One way I can imagine conda-forge using this feature is through only injecting items into packages.whl via repodata patching. In other words, instead of opening up everything on e.g., pypi, we instead have a structured process where only specific pure-Python wheels from pypi are added via repodata patching.

I am really liking your thoughts on how we could implement this, nice!

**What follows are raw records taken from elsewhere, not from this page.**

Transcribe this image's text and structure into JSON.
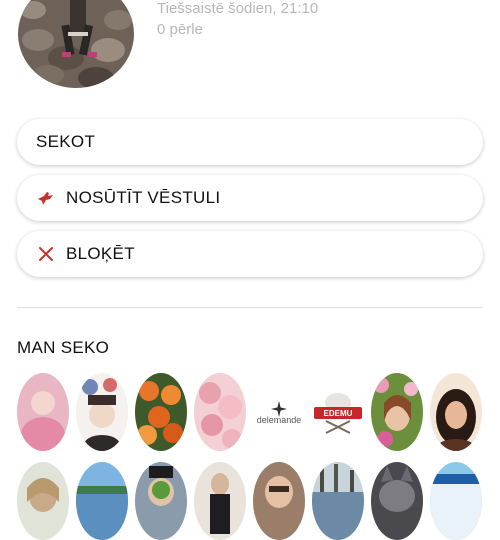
{
  "profile": {
    "online_status": "Tiešsaistē šodien, 21:10",
    "pearls": "0 pērle"
  },
  "actions": {
    "follow_label": "SEKOT",
    "send_letter_label": "NOSŪTĪT VĒSTULI",
    "block_label": "BLOĶĒT"
  },
  "followers_section": {
    "title": "MAN SEKO",
    "logo_text": "delemande",
    "badge_text": "EDEMU"
  },
  "colors": {
    "accent_red": "#c9302c",
    "status_gray": "#b7b7b7"
  },
  "icons": {
    "send_letter": "pigeon-icon",
    "block": "close-icon"
  }
}
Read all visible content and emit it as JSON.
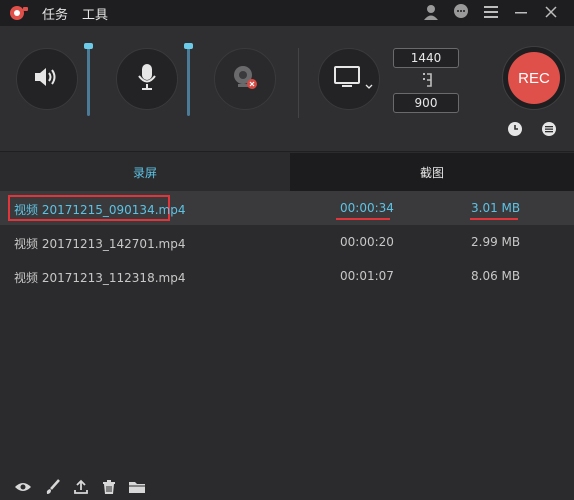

I am not sure if the implementation plan should be part of this CEP or not, so I would be grateful for everyone's thoughts on that. However, I really like where you are going with this plan and I also envision some sort of phased approach. We could start with fully manual curation, but then move toward semi-automated as we learn from the manual process. This balances lower barrier (no recipes needed for many packages) with quality control. Complex packages should still use feedstocks, but this handles the simpler pure-Python case more efficiently. It would be amazing to use a conda-forge wheel channel as a test case for this if the community is interested.

Thanks again for all of the extremely valuable input, I'm looking forward to hearing more of your thoughts as we continue to refine this draft.

[h-vetinari]

Not commenting on the whole CEP (I share much of @beckermr's reservations, but currently don't have a strong opinion), just one aspect that's important to get right IMO:

I think having the wheel index own the mapping is still the right approach, what if we have the index declare which channel it is mapping names to. For example, we could add an optional field called name_mapping_channel to the info section like:

I think it would be a good idea to consider whether this can build on top of the proposed PEP 804 (discourse), which tries to standardize something useable around the whole name mapping issue.

It'd be certainly better if we can build on top of that (and help support that PEP) rather than inventing yet another scheme.

CC @jaimergp @rgommers @mgorny

[danyeaw]

Hi @beckermr, I made the updates to the relevant sections to fix version exclusions, remove reliance on conda-forge for channel mapping, clarify that we need downstream patching ability, added an implementation options section, and added recommendations for protecting against PyPI packages being deleted. Thanks again for all of the great feedback.

Hi @h-vetinari

I think it would be a good idea to consider whether this can build on top of the proposed PEP 804

Thanks that's a great point that we should build on this! I added a call out to PEP-804 in the Naming standard and channel mapping section.